En palabras de Bialoveld:
El pueblo prefiere antes al líder que parece grande que al que lo es.

—Ya veis que a duras penas puede considerársele el mediador más neutral —dijo Cosca después de lanzar un largo suspiro—. Unido con tan fuertes lazos a Orso y a su progenie que apenas se puede ver la luz que pasa entre ellos. ¿Marido, hermano y yerno de Talins?

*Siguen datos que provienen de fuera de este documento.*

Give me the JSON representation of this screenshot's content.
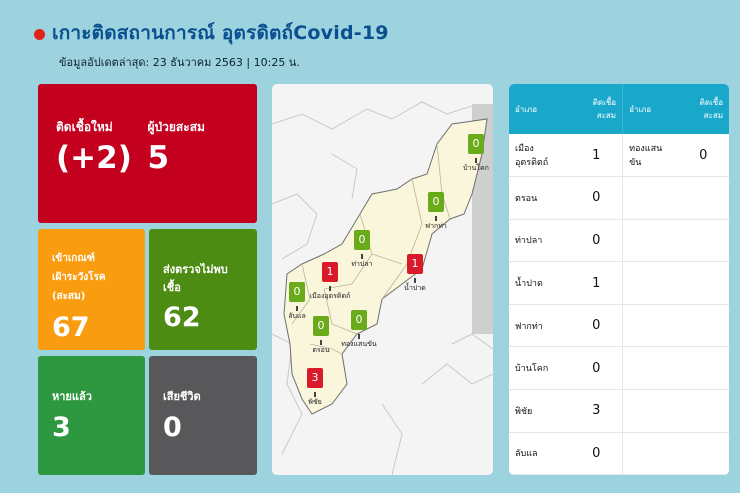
{
  "header": {
    "title": "เกาะติดสถานการณ์ อุตรดิตถ์Covid-19",
    "updated": "ข้อมูลอัปเดตล่าสุด: 23 ธันวาคม 2563 | 10:25 น."
  },
  "cards": {
    "new_cases": {
      "label": "ติดเชื้อใหม่",
      "value": "(+2)"
    },
    "total_cases": {
      "label": "ผู้ป่วยสะสม",
      "value": "5"
    },
    "pui": {
      "label_line1": "เข้าเกณฑ์",
      "label_line2": "เฝ้าระวังโรค (สะสม)",
      "value": "67"
    },
    "negative": {
      "label": "ส่งตรวจไม่พบเชื้อ",
      "value": "62"
    },
    "recovered": {
      "label": "หายแล้ว",
      "value": "3"
    },
    "deaths": {
      "label": "เสียชีวิต",
      "value": "0"
    }
  },
  "map": {
    "markers": [
      {
        "name": "บ้านโคก",
        "value": "0",
        "color": "green"
      },
      {
        "name": "ฟากท่า",
        "value": "0",
        "color": "green"
      },
      {
        "name": "ท่าปลา",
        "value": "0",
        "color": "green"
      },
      {
        "name": "น้ำปาด",
        "value": "1",
        "color": "red"
      },
      {
        "name": "เมืองอุตรดิตถ์",
        "value": "1",
        "color": "red"
      },
      {
        "name": "ลับแล",
        "value": "0",
        "color": "green"
      },
      {
        "name": "ตรอน",
        "value": "0",
        "color": "green"
      },
      {
        "name": "ทองแสนขัน",
        "value": "0",
        "color": "green"
      },
      {
        "name": "พิชัย",
        "value": "3",
        "color": "red"
      }
    ]
  },
  "table": {
    "headers": {
      "district": "อำเภอ",
      "cases": "ติดเชื้อสะสม"
    },
    "left_rows": [
      {
        "district": "เมืองอุตรดิตถ์",
        "cases": "1"
      },
      {
        "district": "ตรอน",
        "cases": "0"
      },
      {
        "district": "ท่าปลา",
        "cases": "0"
      },
      {
        "district": "น้ำปาด",
        "cases": "1"
      },
      {
        "district": "ฟากท่า",
        "cases": "0"
      },
      {
        "district": "บ้านโคก",
        "cases": "0"
      },
      {
        "district": "พิชัย",
        "cases": "3"
      },
      {
        "district": "ลับแล",
        "cases": "0"
      }
    ],
    "right_rows": [
      {
        "district": "ทองแสนขัน",
        "cases": "0"
      }
    ]
  },
  "colors": {
    "background": "#9cd3df",
    "title": "#0a4f8f",
    "card_red": "#c4001f",
    "card_orange": "#f99c0f",
    "card_green_dark": "#4d8c13",
    "card_green": "#2e9840",
    "card_gray": "#58585a",
    "table_header": "#19a7ca",
    "marker_green": "#6aab1c",
    "marker_red": "#d91a2a"
  }
}
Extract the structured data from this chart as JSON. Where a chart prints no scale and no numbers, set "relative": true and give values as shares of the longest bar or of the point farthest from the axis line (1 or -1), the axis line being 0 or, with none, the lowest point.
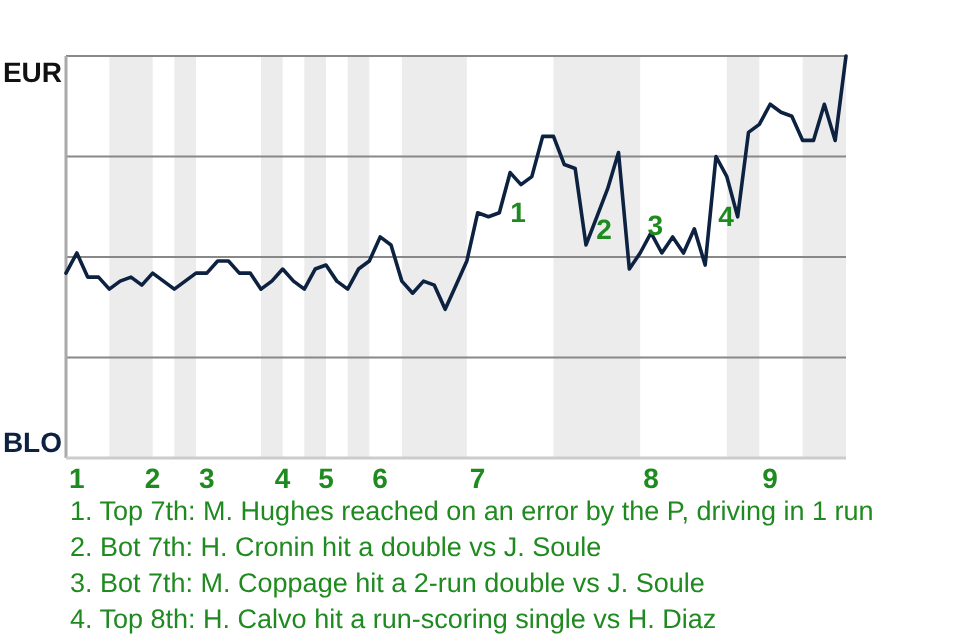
{
  "chart_data": {
    "type": "line",
    "relative": true,
    "categories": [
      null,
      "1",
      null,
      null,
      null,
      null,
      null,
      null,
      "2",
      null,
      null,
      null,
      null,
      "3",
      null,
      null,
      null,
      null,
      null,
      null,
      "4",
      null,
      null,
      null,
      "5",
      null,
      null,
      null,
      null,
      "6",
      null,
      null,
      null,
      null,
      null,
      null,
      null,
      null,
      "7",
      null,
      null,
      null,
      null,
      null,
      null,
      null,
      null,
      null,
      null,
      null,
      null,
      null,
      null,
      null,
      "8",
      null,
      null,
      null,
      null,
      null,
      null,
      null,
      null,
      null,
      null,
      "9",
      null,
      null,
      null,
      null,
      null,
      null,
      null
    ],
    "marker": "none",
    "line_style": "solid",
    "ref_lines": [
      {
        "axis": "y",
        "value": 0.25,
        "color": "#888888"
      },
      {
        "axis": "y",
        "value": 0.5,
        "color": "#888888"
      },
      {
        "axis": "y",
        "value": 0.75,
        "color": "#888888"
      },
      {
        "axis": "y",
        "value": 1,
        "color": "#888888"
      }
    ],
    "series": [
      {
        "color": "#0d2240",
        "values": [
          0.46,
          0.51,
          0.45,
          0.45,
          0.42,
          0.44,
          0.45,
          0.43,
          0.46,
          0.44,
          0.42,
          0.44,
          0.46,
          0.46,
          0.49,
          0.49,
          0.46,
          0.46,
          0.42,
          0.44,
          0.47,
          0.44,
          0.42,
          0.47,
          0.48,
          0.44,
          0.42,
          0.47,
          0.49,
          0.55,
          0.53,
          0.44,
          0.41,
          0.44,
          0.43,
          0.37,
          0.43,
          0.49,
          0.61,
          0.6,
          0.61,
          0.71,
          0.68,
          0.7,
          0.8,
          0.8,
          0.73,
          0.72,
          0.53,
          0.6,
          0.67,
          0.76,
          0.47,
          0.51,
          0.56,
          0.51,
          0.55,
          0.51,
          0.57,
          0.48,
          0.75,
          0.7,
          0.6,
          0.81,
          0.83,
          0.88,
          0.86,
          0.85,
          0.79,
          0.79,
          0.88,
          0.79,
          1
        ]
      }
    ],
    "annotations": [
      "EUR",
      "BLO",
      "1",
      "2",
      "3",
      "4",
      "1. Top 7th: M. Hughes reached on an error by the P, driving in 1 run",
      "2. Bot 7th: H. Cronin hit a double vs J. Soule",
      "3. Bot 7th: M. Coppage hit a 2-run double vs J. Soule",
      "4. Top 8th: H. Calvo hit a run-scoring single vs H. Diaz"
    ]
  }
}
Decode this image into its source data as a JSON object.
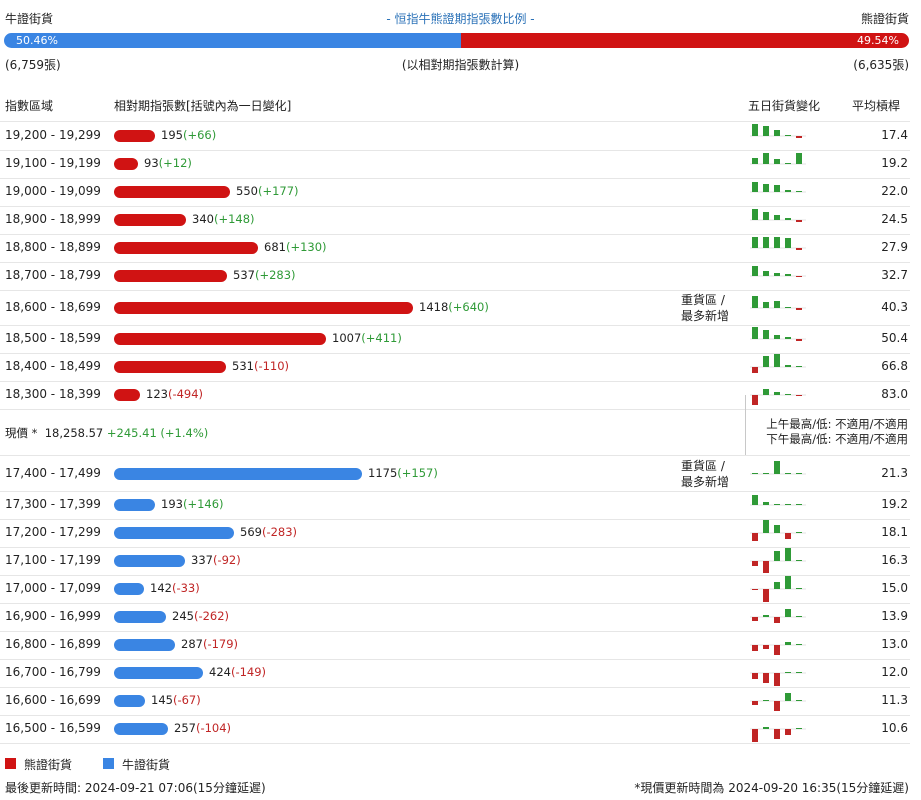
{
  "header": {
    "bull_label": "牛證街貨",
    "title": "- 恒指牛熊證期指張數比例 -",
    "bear_label": "熊證街貨",
    "bull_pct_text": "50.46%",
    "bear_pct_text": "49.54%",
    "bull_pct": 50.46,
    "bull_count": "(6,759張)",
    "note": "(以相對期指張數計算)",
    "bear_count": "(6,635張)"
  },
  "columns": {
    "range": "指數區域",
    "contracts": "相對期指張數[括號內為一日變化]",
    "five_day": "五日街貨變化",
    "leverage": "平均槓桿"
  },
  "price_info": {
    "label": "現價 *",
    "price": "18,258.57",
    "change": "+245.41 (+1.4%)",
    "am_high_low": "上午最高/低: 不適用/不適用",
    "pm_high_low": "下午最高/低: 不適用/不適用"
  },
  "legend": {
    "bear": "熊證街貨",
    "bull": "牛證街貨"
  },
  "footer": {
    "left": "最後更新時間: 2024-09-21 07:06(15分鐘延遲)",
    "right": "*現價更新時間為 2024-09-20 16:35(15分鐘延遲)"
  },
  "colors": {
    "bear": "#d01313",
    "bull": "#3a85e3",
    "up": "#2f9a37",
    "down": "#c02525"
  },
  "chart_data": {
    "type": "bar",
    "orientation": "horizontal",
    "bear_rows": [
      {
        "range": "19,200 - 19,299",
        "value": 195,
        "change": "+66",
        "avg": "17.4",
        "note": "",
        "five_day": [
          12,
          10,
          6,
          0,
          -2
        ]
      },
      {
        "range": "19,100 - 19,199",
        "value": 93,
        "change": "+12",
        "avg": "19.2",
        "note": "",
        "five_day": [
          6,
          11,
          5,
          0,
          11
        ]
      },
      {
        "range": "19,000 - 19,099",
        "value": 550,
        "change": "+177",
        "avg": "22.0",
        "note": "",
        "five_day": [
          10,
          8,
          7,
          2,
          0
        ]
      },
      {
        "range": "18,900 - 18,999",
        "value": 340,
        "change": "+148",
        "avg": "24.5",
        "note": "",
        "five_day": [
          11,
          8,
          5,
          2,
          -2
        ]
      },
      {
        "range": "18,800 - 18,899",
        "value": 681,
        "change": "+130",
        "avg": "27.9",
        "note": "",
        "five_day": [
          11,
          11,
          11,
          10,
          -2
        ]
      },
      {
        "range": "18,700 - 18,799",
        "value": 537,
        "change": "+283",
        "avg": "32.7",
        "note": "",
        "five_day": [
          10,
          5,
          3,
          2,
          -1
        ]
      },
      {
        "range": "18,600 - 18,699",
        "value": 1418,
        "change": "+640",
        "avg": "40.3",
        "note": "重貨區 / 最多新增",
        "five_day": [
          12,
          6,
          7,
          0,
          -2
        ]
      },
      {
        "range": "18,500 - 18,599",
        "value": 1007,
        "change": "+411",
        "avg": "50.4",
        "note": "",
        "five_day": [
          12,
          9,
          4,
          2,
          -2
        ]
      },
      {
        "range": "18,400 - 18,499",
        "value": 531,
        "change": "-110",
        "avg": "66.8",
        "note": "",
        "five_day": [
          -6,
          11,
          13,
          2,
          0
        ]
      },
      {
        "range": "18,300 - 18,399",
        "value": 123,
        "change": "-494",
        "avg": "83.0",
        "note": "",
        "five_day": [
          -10,
          6,
          3,
          1,
          -1
        ]
      }
    ],
    "bull_rows": [
      {
        "range": "17,400 - 17,499",
        "value": 1175,
        "change": "+157",
        "avg": "21.3",
        "note": "重貨區 / 最多新增",
        "five_day": [
          1,
          0,
          13,
          0,
          0
        ]
      },
      {
        "range": "17,300 - 17,399",
        "value": 193,
        "change": "+146",
        "avg": "19.2",
        "note": "",
        "five_day": [
          10,
          3,
          0,
          0,
          0
        ]
      },
      {
        "range": "17,200 - 17,299",
        "value": 569,
        "change": "-283",
        "avg": "18.1",
        "note": "",
        "five_day": [
          -8,
          13,
          8,
          -6,
          0
        ]
      },
      {
        "range": "17,100 - 17,199",
        "value": 337,
        "change": "-92",
        "avg": "16.3",
        "note": "",
        "five_day": [
          -5,
          -12,
          10,
          13,
          0
        ]
      },
      {
        "range": "17,000 - 17,099",
        "value": 142,
        "change": "-33",
        "avg": "15.0",
        "note": "",
        "five_day": [
          -1,
          -13,
          7,
          13,
          0
        ]
      },
      {
        "range": "16,900 - 16,999",
        "value": 245,
        "change": "-262",
        "avg": "13.9",
        "note": "",
        "five_day": [
          -4,
          2,
          -6,
          8,
          0
        ]
      },
      {
        "range": "16,800 - 16,899",
        "value": 287,
        "change": "-179",
        "avg": "13.0",
        "note": "",
        "five_day": [
          -6,
          -4,
          -10,
          3,
          0
        ]
      },
      {
        "range": "16,700 - 16,799",
        "value": 424,
        "change": "-149",
        "avg": "12.0",
        "note": "",
        "five_day": [
          -6,
          -10,
          -13,
          1,
          0
        ]
      },
      {
        "range": "16,600 - 16,699",
        "value": 145,
        "change": "-67",
        "avg": "11.3",
        "note": "",
        "five_day": [
          -4,
          0,
          -10,
          8,
          0
        ]
      },
      {
        "range": "16,500 - 16,599",
        "value": 257,
        "change": "-104",
        "avg": "10.6",
        "note": "",
        "five_day": [
          -13,
          2,
          -10,
          -6,
          0
        ]
      }
    ]
  }
}
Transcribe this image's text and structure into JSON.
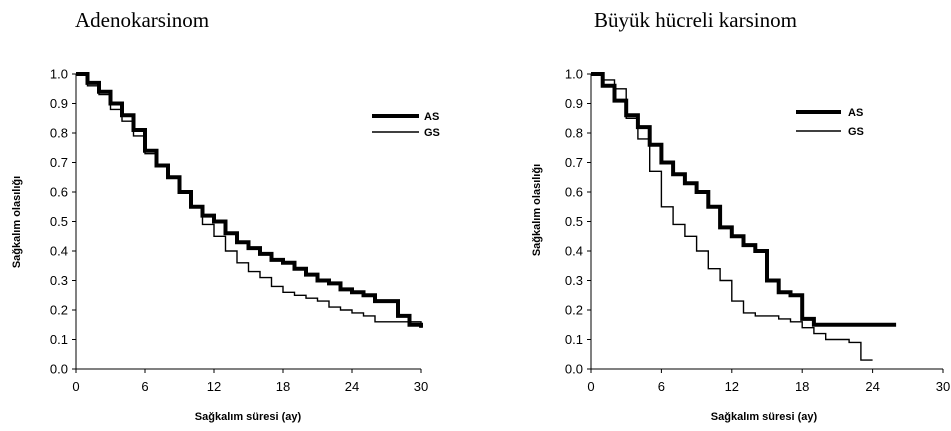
{
  "chart_data": [
    {
      "type": "line",
      "title": "Adenokarsinom",
      "xlabel": "Sağkalım süresi (ay)",
      "ylabel": "Sağkalım olasılığı",
      "xlim": [
        0,
        30
      ],
      "ylim": [
        0,
        1.0
      ],
      "xticks": [
        "0",
        "6",
        "12",
        "18",
        "24",
        "30"
      ],
      "yticks": [
        "0.0",
        "0.1",
        "0.2",
        "0.3",
        "0.4",
        "0.5",
        "0.6",
        "0.7",
        "0.8",
        "0.9",
        "1.0"
      ],
      "grid": false,
      "legend_position": "top-right",
      "series": [
        {
          "name": "AS",
          "line": "thick",
          "x": [
            0,
            1,
            2,
            3,
            4,
            5,
            6,
            7,
            8,
            9,
            10,
            11,
            12,
            13,
            14,
            15,
            16,
            17,
            18,
            19,
            20,
            21,
            22,
            23,
            24,
            25,
            26,
            27,
            28,
            29,
            30
          ],
          "y": [
            1.0,
            0.97,
            0.94,
            0.9,
            0.86,
            0.81,
            0.74,
            0.69,
            0.65,
            0.6,
            0.55,
            0.52,
            0.5,
            0.46,
            0.43,
            0.41,
            0.39,
            0.37,
            0.36,
            0.34,
            0.32,
            0.3,
            0.29,
            0.27,
            0.26,
            0.25,
            0.23,
            0.23,
            0.18,
            0.15,
            0.14
          ]
        },
        {
          "name": "GS",
          "line": "thin",
          "x": [
            0,
            1,
            2,
            3,
            4,
            5,
            6,
            7,
            8,
            9,
            10,
            11,
            12,
            13,
            14,
            15,
            16,
            17,
            18,
            19,
            20,
            21,
            22,
            23,
            24,
            25,
            26,
            27,
            28,
            29,
            30
          ],
          "y": [
            1.0,
            0.96,
            0.93,
            0.88,
            0.84,
            0.79,
            0.73,
            0.69,
            0.65,
            0.6,
            0.55,
            0.49,
            0.45,
            0.4,
            0.36,
            0.33,
            0.31,
            0.28,
            0.26,
            0.25,
            0.24,
            0.23,
            0.21,
            0.2,
            0.19,
            0.18,
            0.16,
            0.16,
            0.16,
            0.16,
            0.14
          ]
        }
      ]
    },
    {
      "type": "line",
      "title": "Büyük hücreli karsinom",
      "xlabel": "Sağkalım süresi (ay)",
      "ylabel": "Sağkalım olasılığı",
      "xlim": [
        0,
        30
      ],
      "ylim": [
        0,
        1.0
      ],
      "xticks": [
        "0",
        "6",
        "12",
        "18",
        "24",
        "30"
      ],
      "yticks": [
        "0.0",
        "0.1",
        "0.2",
        "0.3",
        "0.4",
        "0.5",
        "0.6",
        "0.7",
        "0.8",
        "0.9",
        "1.0"
      ],
      "grid": false,
      "legend_position": "top-right",
      "series": [
        {
          "name": "AS",
          "line": "thick",
          "x": [
            0,
            1,
            2,
            3,
            4,
            5,
            6,
            7,
            8,
            9,
            10,
            11,
            12,
            13,
            14,
            15,
            16,
            17,
            18,
            19,
            20,
            21,
            22,
            23,
            24,
            25,
            26
          ],
          "y": [
            1.0,
            0.96,
            0.91,
            0.86,
            0.82,
            0.76,
            0.7,
            0.66,
            0.63,
            0.6,
            0.55,
            0.48,
            0.45,
            0.42,
            0.4,
            0.3,
            0.26,
            0.25,
            0.17,
            0.15,
            0.15,
            0.15,
            0.15,
            0.15,
            0.15,
            0.15,
            0.15
          ]
        },
        {
          "name": "GS",
          "line": "thin",
          "x": [
            0,
            1,
            2,
            3,
            4,
            5,
            6,
            7,
            8,
            9,
            10,
            11,
            12,
            13,
            14,
            15,
            16,
            17,
            18,
            19,
            20,
            21,
            22,
            23,
            24
          ],
          "y": [
            1.0,
            0.98,
            0.95,
            0.85,
            0.78,
            0.67,
            0.55,
            0.49,
            0.45,
            0.4,
            0.34,
            0.3,
            0.23,
            0.19,
            0.18,
            0.18,
            0.17,
            0.16,
            0.14,
            0.12,
            0.1,
            0.1,
            0.09,
            0.03,
            0.03
          ]
        }
      ]
    }
  ]
}
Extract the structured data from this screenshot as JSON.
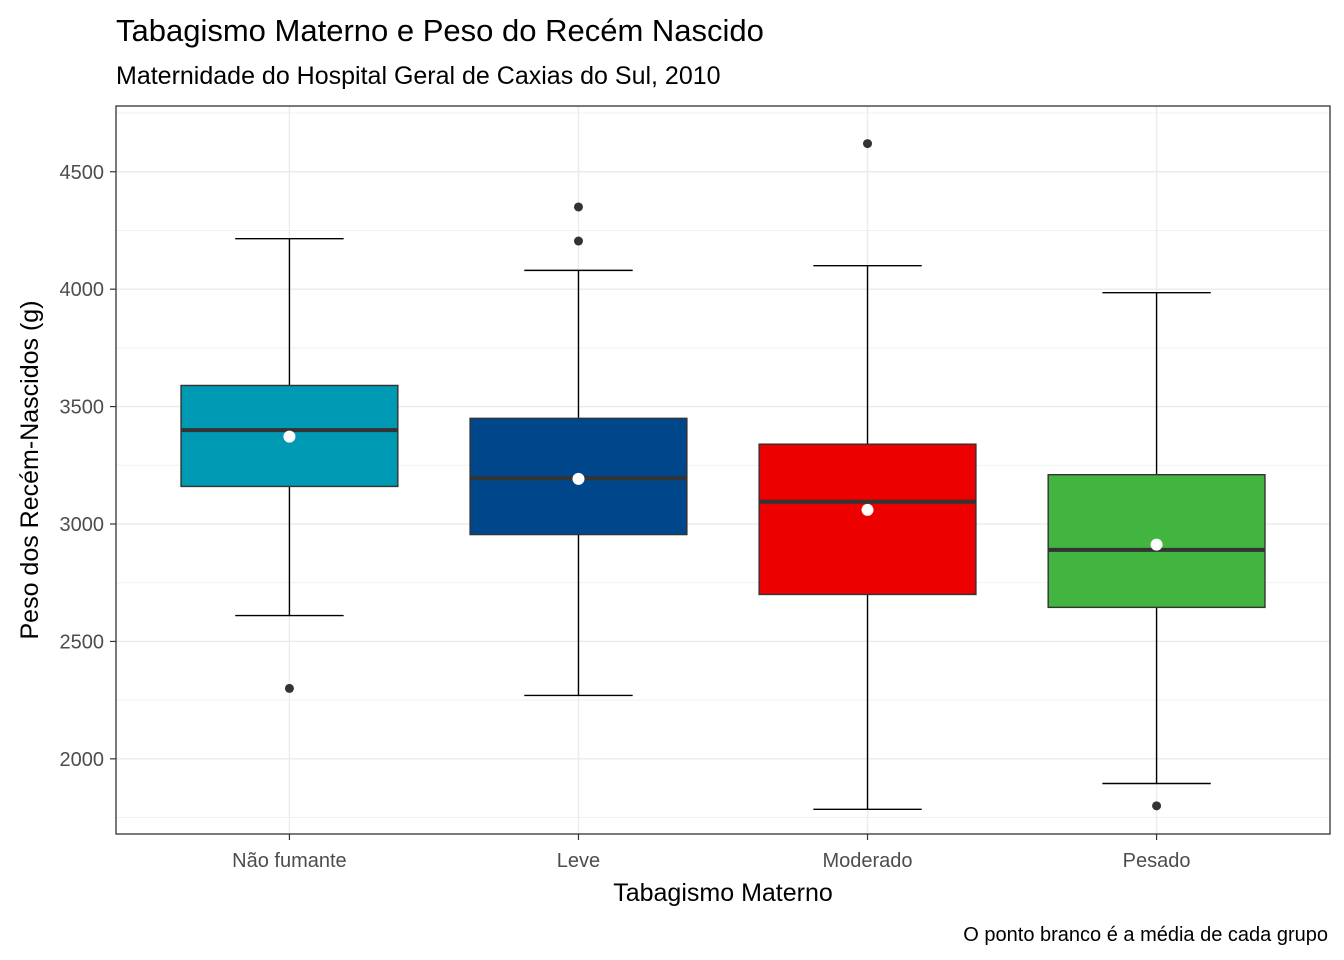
{
  "chart_data": {
    "type": "boxplot",
    "title": "Tabagismo Materno e Peso do Recém Nascido",
    "subtitle": "Maternidade do Hospital Geral de Caxias do Sul, 2010",
    "xlabel": "Tabagismo Materno",
    "ylabel": "Peso dos Recém-Nascidos (g)",
    "caption": "O ponto branco é a média de cada grupo",
    "ylim": [
      1680,
      4780
    ],
    "y_ticks": [
      2000,
      2500,
      3000,
      3500,
      4000,
      4500
    ],
    "y_tick_labels": [
      "2000",
      "2500",
      "3000",
      "3500",
      "4000",
      "4500"
    ],
    "grid": true,
    "categories": [
      "Não fumante",
      "Leve",
      "Moderado",
      "Pesado"
    ],
    "boxes": [
      {
        "category": "Não fumante",
        "fill": "#0099b4",
        "whisker_low": 2610,
        "q1": 3160,
        "median": 3400,
        "q3": 3590,
        "whisker_high": 4215,
        "mean": 3372,
        "outliers": [
          2300
        ]
      },
      {
        "category": "Leve",
        "fill": "#00468b",
        "whisker_low": 2270,
        "q1": 2955,
        "median": 3195,
        "q3": 3450,
        "whisker_high": 4080,
        "mean": 3192,
        "outliers": [
          4205,
          4350
        ]
      },
      {
        "category": "Moderado",
        "fill": "#ed0000",
        "whisker_low": 1785,
        "q1": 2700,
        "median": 3095,
        "q3": 3340,
        "whisker_high": 4100,
        "mean": 3060,
        "outliers": [
          4620
        ]
      },
      {
        "category": "Pesado",
        "fill": "#42b540",
        "whisker_low": 1895,
        "q1": 2645,
        "median": 2890,
        "q3": 3210,
        "whisker_high": 3985,
        "mean": 2912,
        "outliers": [
          1800
        ]
      }
    ]
  }
}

—Es evidente que debe considerarse a sí mismo por encima de cuestiones tan terrenales —Monza frunció los labios al ver que la regia pareja se acercaba. Era como si hubieran saltado de las páginas de algún libro de cuentos fantásticos y hubiesen caído por accidente en aquella ciudad tan triste y lóbrega. Con unas alas añadidas a los caballos, la fantasía habría sido completa. Resultaba extraño que nadie les hubiese pegado ninguna encima. Terez llevaba un enorme collar de piedras muy grandes, que relucían con tanta fuerza bajo la luz del sol que hacían daño.

—¿Cuántas joyas podrías amontonar encima de una mujer? —decía Vitari mientras no paraba de mover la cabeza.

—No muchas más de las que necesitarías para enterrar a esa zorra —dijo Monza, rezongando. El rubí que Benna le había regalado parecía una baratija al compararlo con aquellas piedras.

—Señoras, los celos son algo terrible —Cosca acababa de darle a Amistoso un codazo en las costillas—. A mí me parece que está bastante bien, ¿eh, amigo? —Como el presidiario no dijo nada, Cosca lo intentó con Escalofríos—. ¿Eh?

El norteño miró a Monza de soslayo y luego al frente, para decir finalmente:

—No sé, no sabría decirte.

—¡Bonita pareja hacéis los dos! Jamás había visto a luchadores con tanta sangre fría. Aunque haya dejado de ser joven, no estoy tan seco por dentro como vosotros dos, caras largas. Mi corazón aún se conmueve al ver una joven pareja enamorada.

Aunque aquella pareja enamorada se hiciera carantoñas, Monza ponía en duda que hubiese mucha pasión entre ellos.

—Hace algunos años, cuando ella sólo era reina en su imaginación, Benna apostó conmigo que podría llevársela a la cama.

Cosca enarcó una ceja.

—Por lo que recuerdo, a tu hermano siempre le gustaba esparcir generosamente su semilla. ¿Y los resultados?

—Pues resultó que él no era su tipo —lo que realmente había resultado era que Monza le interesaba a ella mucho más de lo que jamás le hubiese podido interesar su hermano.

Un séquito aún mayor que toda la Liga de los Ocho seguía respetuosamente a la pareja real. Una veintena, al menos, de damas de compañía, todas ataviadas con sus mejores joyas. Una representación de los señores de Midderland, Angland y Starikland, cubiertos con gruesas pieles y pesadas cadenas de oro. Tras de ellos avanzaban trabajosamente hombres de armas, las armaduras manchadas por el polvo levantado por las cabalgaduras. Todos tosían por la porquería que echaban los caballos de los que eran mejores que ellos. La fea verdad del poder.

—Rey de la Unión, ¿eh? —comentó burlón Escalofríos, viendo que la pareja real ya se marchaba—. ¿Y ése es el hombre más poderoso de todo el Círculo del Mundo?